Halen burada dört sütun üzerinde ve dört yanı açık mütevazi bir türbesi bulunmaktadır.
Hanımı, ortanca oğlu ve ailesinin diğer fertlerinin kabirleri de buradadır.
Kardeşlerinden Şeyh Hâlid 1883’te Karaman’a gidip yerleşmiş, 1909’da orada vefat edince Kethâne (Ketenci) Camii hazîresine defnedilmiştir.
Bahâeddin Efendi Nakşibendiyye’nin Hâlidiyye koluna bağlı bir şeyh olan babası Memiş Efendi’ye intisap etmişti.
Onun ölümünden sonra halifesi olarak irşad görevini yürüttü.
Babası gibi kendisi de ılımlı ve geleneklere sıkı sıkıya bağlı, şer‘î ölçülere son derece saygılı bir tasavvuf anlayışını benimsedi.

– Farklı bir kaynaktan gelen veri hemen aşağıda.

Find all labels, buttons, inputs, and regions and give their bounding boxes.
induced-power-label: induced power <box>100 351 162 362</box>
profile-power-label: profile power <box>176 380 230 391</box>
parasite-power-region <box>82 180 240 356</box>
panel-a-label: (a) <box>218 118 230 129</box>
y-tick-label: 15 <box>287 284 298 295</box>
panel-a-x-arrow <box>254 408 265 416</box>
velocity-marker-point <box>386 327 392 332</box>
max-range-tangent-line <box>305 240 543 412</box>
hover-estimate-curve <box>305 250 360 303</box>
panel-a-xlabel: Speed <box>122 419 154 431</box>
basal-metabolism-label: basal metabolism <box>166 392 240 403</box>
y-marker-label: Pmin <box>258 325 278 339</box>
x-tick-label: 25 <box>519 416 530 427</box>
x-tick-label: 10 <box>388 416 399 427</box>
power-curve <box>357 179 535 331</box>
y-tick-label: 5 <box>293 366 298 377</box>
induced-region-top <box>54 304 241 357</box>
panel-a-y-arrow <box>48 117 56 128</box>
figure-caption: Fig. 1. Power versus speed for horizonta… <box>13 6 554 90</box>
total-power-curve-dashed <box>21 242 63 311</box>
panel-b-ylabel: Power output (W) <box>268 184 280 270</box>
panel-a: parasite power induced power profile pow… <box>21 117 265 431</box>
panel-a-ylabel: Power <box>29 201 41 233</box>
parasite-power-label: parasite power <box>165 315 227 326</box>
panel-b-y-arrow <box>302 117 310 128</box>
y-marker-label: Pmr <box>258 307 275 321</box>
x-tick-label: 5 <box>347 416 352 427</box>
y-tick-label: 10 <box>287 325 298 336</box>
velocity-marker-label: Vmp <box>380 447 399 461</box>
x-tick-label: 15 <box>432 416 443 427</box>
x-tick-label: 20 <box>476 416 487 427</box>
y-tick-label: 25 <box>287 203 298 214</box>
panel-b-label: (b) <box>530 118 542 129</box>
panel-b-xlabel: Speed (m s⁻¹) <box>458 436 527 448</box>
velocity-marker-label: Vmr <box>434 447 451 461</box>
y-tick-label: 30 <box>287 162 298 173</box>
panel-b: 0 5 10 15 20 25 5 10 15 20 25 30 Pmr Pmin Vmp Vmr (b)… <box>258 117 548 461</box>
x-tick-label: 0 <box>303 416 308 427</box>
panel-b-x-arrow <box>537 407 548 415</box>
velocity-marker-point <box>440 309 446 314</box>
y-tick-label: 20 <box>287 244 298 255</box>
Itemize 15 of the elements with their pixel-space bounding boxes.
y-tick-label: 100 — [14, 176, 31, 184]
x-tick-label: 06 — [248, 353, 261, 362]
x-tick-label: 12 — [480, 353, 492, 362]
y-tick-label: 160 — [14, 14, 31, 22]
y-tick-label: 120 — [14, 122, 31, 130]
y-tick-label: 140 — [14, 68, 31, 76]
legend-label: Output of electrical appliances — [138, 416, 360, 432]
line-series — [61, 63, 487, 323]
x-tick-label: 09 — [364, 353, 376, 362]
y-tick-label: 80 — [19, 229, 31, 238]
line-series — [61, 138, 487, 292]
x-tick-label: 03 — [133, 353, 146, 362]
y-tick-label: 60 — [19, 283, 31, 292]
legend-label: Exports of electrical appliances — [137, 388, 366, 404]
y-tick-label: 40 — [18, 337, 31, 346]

Şeriatı kabuk, hakikati (tasavvufu) öz sayan anlayışa şiddetle karşı çıkarak öz ile kabuğun ayrı şeyler, şeriat ve hakikatin ise aynı olduğunu savundu.
Eserleri.
1. Bâʿis̱ü’l-maġfire fî beyâni aḳvâli’l-vaḥde: Bahâeddin Efendi bu Arapça eserini, babası Memiş Efendi’nin vahdet-i vücûd inancına sahip olduğunu iddia eden bir şahsın mektubuna cevap ve reddiye olmak üzere kaleme almıştır.
Dört bölüm ve bir sonuç kısmından meydana gelen eserde fırkaların ortaya çıkışı, bazı tasavvuf terimleri, eşyanın hakikati, muhkem-müteşâbih naslar, şer‘î deliller ele alınmış ve vahdet-i vücûd inancının Ehl-i sünnet’te yeri olmadığı gösterilmeye çalışılmıştır.
Eserin Konya Yusuf Ağa Kütüphanesi’nde beş nüshası bulunmaktadır (nr. 9893, 9896, 9898, 9926, 9938).
2. Îḳāẓü’n-nâʾimîn ve tenbîhü’l-ġāfilîn: Zikrin faziletine dair olan bu Arapça risâle birinci risâle ile birlikte ciltlenmiş halde bulunmaktadır.